Heading into another first grade class tomorrow, and we are going to write poems about night. They have been exploring everything having to do with night, so the teacher and I thought writing poems about night would be a good way for them to get down in a creative form the different things that they have been learning. Here’s how we decided to set it up:

Writing Night Poems

First Grade

Objective: For the students to articulate their vision of night in the form of a picture and in the form of a poem.

Skills: translating image in head to paper; using specific and concrete language; using five senses in writing; interpreting a peers picture into poetrynight drawings16 copy

  1. Start by looking at a drawing or two of Night. I found some cool ones online.
  2. Talk about what we see and as the students talk, write what they say on the board, creating a spontaneous poem. (Teacher will do this)
  3. Have the students draw what they think night looks like. We draw with them!
  4. Students pass their drawings to someone else in class,
  5. Read a poem about night (see below)
  6. Talk about the moves that the poem makes in the poem. Come up with some great night words. Write on board
  7. Students then write what they see in their friend’s drawing, creating another, self-written night poem that is inspired by their friend’s drawing.Teachers write too!
  8. Share

This will probably take more than one period, but I think we can get the project up and running and then the teacher can take over and lead it to its conclusion.

Materials needed:
Working smart board to project pictures
Big white board to make the collaborative poem about night
Big sheets of paper and pencils, pens, and crayons for the kid’s drawings of night
Paper to write their own poems about the pictures

ashcan night

Poem to read Thanks to Larry Fagin!

in the night I sleep like a pig.

in the night I dream the pig goes to heaven.
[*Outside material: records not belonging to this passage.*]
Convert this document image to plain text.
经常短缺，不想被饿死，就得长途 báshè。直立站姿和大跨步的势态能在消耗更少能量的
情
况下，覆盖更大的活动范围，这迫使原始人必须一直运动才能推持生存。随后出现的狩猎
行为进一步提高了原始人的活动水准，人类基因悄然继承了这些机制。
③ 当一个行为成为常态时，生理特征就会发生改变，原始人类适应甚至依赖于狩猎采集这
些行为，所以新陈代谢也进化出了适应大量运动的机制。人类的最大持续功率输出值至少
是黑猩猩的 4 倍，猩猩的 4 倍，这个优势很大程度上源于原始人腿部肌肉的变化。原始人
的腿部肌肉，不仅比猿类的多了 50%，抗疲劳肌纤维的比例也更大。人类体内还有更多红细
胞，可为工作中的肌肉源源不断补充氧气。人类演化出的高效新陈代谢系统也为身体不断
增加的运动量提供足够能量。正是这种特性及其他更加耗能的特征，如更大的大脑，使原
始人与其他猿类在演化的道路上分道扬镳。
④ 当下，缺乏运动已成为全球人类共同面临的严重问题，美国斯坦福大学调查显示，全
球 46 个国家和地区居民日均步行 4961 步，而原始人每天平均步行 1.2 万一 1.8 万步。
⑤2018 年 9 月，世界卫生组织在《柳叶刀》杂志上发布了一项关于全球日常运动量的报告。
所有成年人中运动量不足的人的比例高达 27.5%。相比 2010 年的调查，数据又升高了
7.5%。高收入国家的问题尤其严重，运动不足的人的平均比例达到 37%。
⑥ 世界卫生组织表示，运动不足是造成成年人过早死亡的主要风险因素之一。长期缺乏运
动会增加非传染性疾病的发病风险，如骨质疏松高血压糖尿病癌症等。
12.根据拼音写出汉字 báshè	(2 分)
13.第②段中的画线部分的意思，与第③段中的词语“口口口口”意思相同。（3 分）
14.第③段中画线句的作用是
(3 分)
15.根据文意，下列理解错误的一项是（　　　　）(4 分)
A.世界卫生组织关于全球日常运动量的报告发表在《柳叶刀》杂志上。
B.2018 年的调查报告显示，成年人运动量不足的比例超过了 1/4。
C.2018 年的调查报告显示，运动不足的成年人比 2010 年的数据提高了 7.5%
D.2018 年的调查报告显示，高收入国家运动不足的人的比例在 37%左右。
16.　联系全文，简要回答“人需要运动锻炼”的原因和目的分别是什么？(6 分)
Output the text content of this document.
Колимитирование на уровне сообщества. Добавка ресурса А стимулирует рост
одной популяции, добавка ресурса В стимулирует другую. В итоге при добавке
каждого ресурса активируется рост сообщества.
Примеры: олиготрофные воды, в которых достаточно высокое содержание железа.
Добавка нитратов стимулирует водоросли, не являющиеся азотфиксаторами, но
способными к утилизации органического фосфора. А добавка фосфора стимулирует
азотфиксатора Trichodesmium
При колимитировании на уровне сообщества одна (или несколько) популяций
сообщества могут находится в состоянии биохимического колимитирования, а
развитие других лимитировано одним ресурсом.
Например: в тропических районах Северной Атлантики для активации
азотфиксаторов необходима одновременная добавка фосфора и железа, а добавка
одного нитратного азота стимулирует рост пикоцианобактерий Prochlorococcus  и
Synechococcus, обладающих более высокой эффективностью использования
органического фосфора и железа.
in the night I see stars twinkling in the window.

in the night the moon is spinning like a crystal ball.

in the night my pajamas glow in the dark.

in the night the darkness glows like the inside of a cave.

in the night the breeze blows hard on my silent pajamas.

in the night the ghost of the living dead smiles at my baby doll.

in the night all my dolls wave at the ghosts.

in the night I dream of living crickets who crawl inside my pajamas.

in the night my shy little baby sleeps his head off.

in the night owls hoot to the glaring sky.

in the night pickles whisper to 7-Up.

in the night my heart beats slowly and quietly like the only muscle I have.

in the night soft jazz plays into the windy darkness.

in the night fog clouds up the land.

in the night the river sleeps and dreams about the magic flounder.

in the night the kingfisher grounds me for nothing.

in the night the little mermaid shakes her tail and finds her prince.

in the night the clothes in the hamper are exhausted.

in the night time does not sleep.

in the night the closet silently opens.

in the night I lie awake thinking about Fred.

in the night my butler wakes me for a joke.

in the night the janitor gently sweeps the school.

in the night Mrs. Dixon heats up the milk for the baby.